Serving two terms in office from 1801 to 1809, Thomas Jefferson was the third president of the United States. According to a poll made by the American Political Science Association in 2015, Thomas Jefferson Accomplishments made him the fifth most popular US president of all time.
As the foremost spokesperson of democracy of his time, he had a major role in America’s early development. He said that a free and democratic government was “the strongest government on Earth,” and he had several outstanding achievements during his life.
Let’s see Thomas Jefferson’s major accomplishments!
1. Thomas Jefferson drafted the Declaration of Independence (1776)
Thomas Jefferson was a member of the Continental Congress, and he was chosen to draft the Declaration of Independence in 1776. Jefferson was not a great speaker, but he was known for his writing skills. He contributed his pen rather than his voice to the patriot cause to write the declaration proclaiming the colonies’ independence. The document announced that the thirteen American colonies regarded themselves as newly independent sovereign states.

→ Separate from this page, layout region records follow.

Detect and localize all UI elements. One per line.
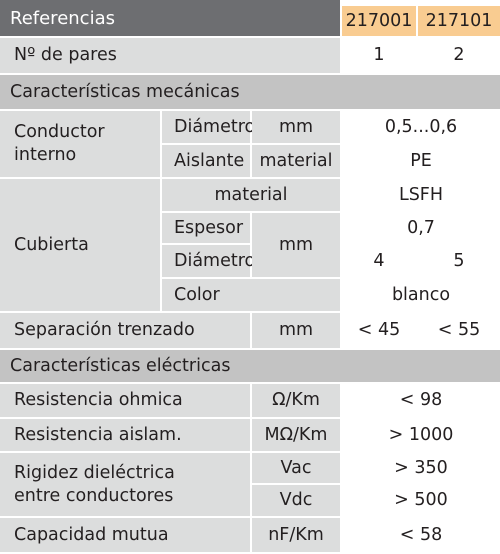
ohmic-resistance-value: < 98 xyxy=(342,384,500,417)
pairs-value-217001: 1 xyxy=(342,38,416,73)
cover-mm-unit: mm xyxy=(252,213,340,277)
ohmic-resistance-unit: Ω/Km xyxy=(252,384,340,417)
reference-217101: 217101 xyxy=(418,6,500,36)
dielectric-strength-label: Rigidez dieléctrica entre conductores xyxy=(0,453,250,516)
cover-diameter-label: Diámetro xyxy=(162,245,255,277)
conductor-insulation-unit: material xyxy=(252,145,340,177)
pairs-value-217101: 2 xyxy=(418,38,500,73)
cover-diameter-value-217101: 5 xyxy=(418,245,500,277)
conductor-label: Conductor interno xyxy=(0,111,160,177)
dielectric-strength-label-line1: Rigidez dieléctrica xyxy=(14,462,175,483)
cover-thickness-label: Espesor xyxy=(162,213,250,243)
cover-material-value: LSFH xyxy=(342,179,500,211)
conductor-diameter-label: Diámetro xyxy=(162,111,255,143)
ohmic-resistance-label: Resistencia ohmica xyxy=(0,384,250,417)
conductor-insulation-label: Aislante xyxy=(162,145,250,177)
dielectric-strength-label-line2: entre conductores xyxy=(14,485,174,506)
insulation-resistance-unit: MΩ/Km xyxy=(252,419,340,451)
insulation-resistance-label: Resistencia aislam. xyxy=(0,419,250,451)
table-header-label: Referencias xyxy=(0,0,340,36)
pairs-label: Nº de pares xyxy=(0,38,340,73)
reference-217001: 217001 xyxy=(342,6,416,36)
dielectric-vdc-value: > 500 xyxy=(342,485,500,516)
twist-separation-value-217101: < 55 xyxy=(418,313,500,348)
conductor-insulation-value: PE xyxy=(342,145,500,177)
section-electrical-title: Características eléctricas xyxy=(0,350,500,382)
twist-separation-value-217001: < 45 xyxy=(342,313,416,348)
dielectric-vac-unit: Vac xyxy=(252,453,340,483)
mutual-capacitance-value: < 58 xyxy=(342,518,500,552)
insulation-resistance-value: > 1000 xyxy=(342,419,500,451)
twist-separation-unit: mm xyxy=(252,313,340,348)
dielectric-vdc-unit: Vdc xyxy=(252,485,340,516)
cover-color-label: Color xyxy=(162,279,340,311)
mutual-capacitance-unit: nF/Km xyxy=(252,518,340,552)
conductor-diameter-value: 0,5...0,6 xyxy=(342,111,500,143)
conductor-label-line1: Conductor xyxy=(14,122,105,142)
cover-label: Cubierta xyxy=(0,179,160,311)
twist-separation-label: Separación trenzado xyxy=(0,313,250,348)
cover-material-label: material xyxy=(162,179,340,211)
section-mechanical-title: Características mecánicas xyxy=(0,75,500,109)
cover-color-value: blanco xyxy=(342,279,500,311)
cover-thickness-value: 0,7 xyxy=(342,213,500,243)
mutual-capacitance-label: Capacidad mutua xyxy=(0,518,250,552)
dielectric-vac-value: > 350 xyxy=(342,453,500,483)
conductor-label-line2: interno xyxy=(14,145,77,165)
conductor-diameter-unit: mm xyxy=(252,111,340,143)
cover-diameter-value-217001: 4 xyxy=(342,245,416,277)
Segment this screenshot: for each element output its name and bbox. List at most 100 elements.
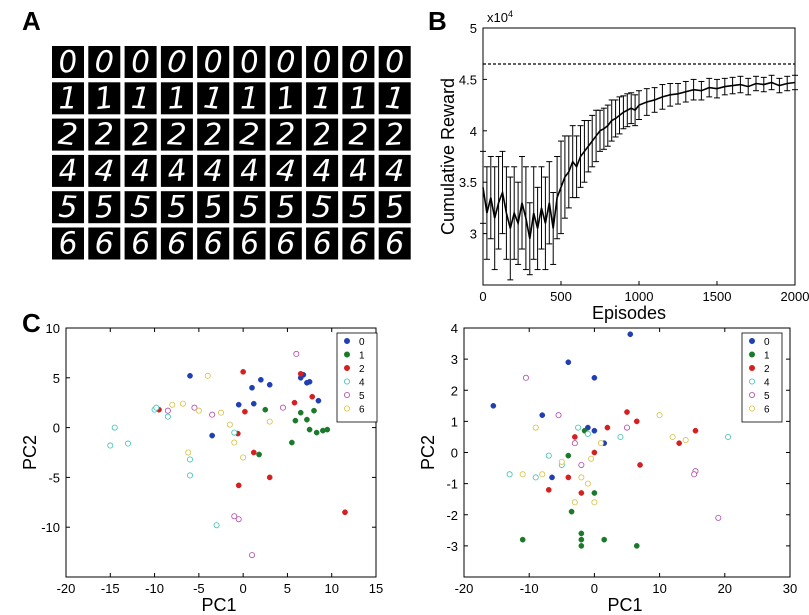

It also proclaims universal liberties, that all men are equal in rights, regardless of birth, wealth, or status.
2. Thomas Jefferson and the Louisiana Purchase (1803)
Thomas Jefferson wanted the land for the United States; he had a vision for America to stretch from the Atlantic to the Pacific Ocean. The Louisiana Purchase was perhaps the most notable achievement of his first presidential term. It was a land deal between France and the United States. With the help of this deal, the US acquired 827,000 square miles of land west of the Mississippi River, doubling the United States’ size.
3. Virginia Statue for Religious Freedom enacted in 1786
Thomas Jefferson wrote the Virginia Statute for Religious Freedom in 1777, but it was only introduced into the Virginia General Assembly in 1779 in Fredericksburg, Virginia. In 1786 Virginia lawmakers eventually enacted the statute into the state’s law. Jefferson considered it to be one of the significant achievements of his career. It established religious freedom, protecting people’s right to worship as they choose. It was also a forerunner to the First Amendment to the US Constitution.
4. Thomas Jefferson, the first US Secretary of State (1789-1793)
Before his presidency, Thomas Jefferson was the first United States Secretary of State, serving from 1789 to 1793 in George Washington’s administration. During these years, British and French intrigues occupied the majority of US foreign policy. When war broke out between those two nations, Jefferson supported France in its war with Britain. However, essentially he believed that the United States should maintain neutrality in the conflict.
5. Thomas Jefferson, an advocate of free public education
In 1779 Jefferson wrote a draft for new legislation that he considered very important: “A Bill for the More General Diffusion of Knowledge.” It outlined a plan for establishing Virginia public schools. Every county would have been divided into small districts of five or six miles square, and in each of them to establish a school for teaching reading, writing, and arithmetic. Although the bill never passed the Virginia Assembly, it laid the foundation for free public education. In his later years, after retiring from public life, Jefferson continued to advocate his plan.
6. Lewis and Clark Expedition (1804-1806)
After the Louisiana purchase in 1803, Jefferson commissioned his secretary Meriwether Lewis and William Clark to explore the new territory, plus the area beyond, out to the Pacific Ocean. He aimed to find a river to the Pacific Ocean, trade with the Native Americans, and learn about the animal and plant life of the continent’s western part. The expedition provided valuable information about the geography, and after the explorers returned, people everywhere read the stories of the amazing trip to the wild west.’
7. Thomas Jefferson’s Native American Policies
During his presidency, Thomas Jefferson had a great impact on the Indian nations of North America. He viewed Native Americans as intellectual curiosity subjects or saw them in political terms as enemies in war or partners in peace. His Native American policy had two main ends; one is to guarantee the United States’ security, and the other is to further the program of gradual “civilization” through treaties. He wanted to keep the Indian nations allied with the United States and not with European powers – England in Canada and Spain.
8. Maintaining Neutrality
President Jefferson encountered more difficulties on both the domestic and foreign fronts during his second term. He managed to keep the Nation from involvement in the Napoleonic Wars, and thus he maintained neutrality in the midst of the conflict between Britain and France. His efforts did not avert war with Britain in 1812.
9. Thomas Jefferson, founding of the Library of Congress (1815)
In 1814, the British invaded Washington and destroyed the Capitol, including the Library of Congress. To replace the lost books, Jefferson sold his personal library to Congress, which formed the foundation of the rebuilt Library of Congress’s collections.
10. Founding the University of Virginia (1819)
After leaving office, Jefferson retired to his Virginia plantation, Monticello. He continued to pursue his many interests, including architecture, music, reading, and gardening. At the age of seventy-six, Jefferson embarked on his last great public service, with the University of Virginia’s founding. He designed its buildings, planned its curriculum, and served as the first rector.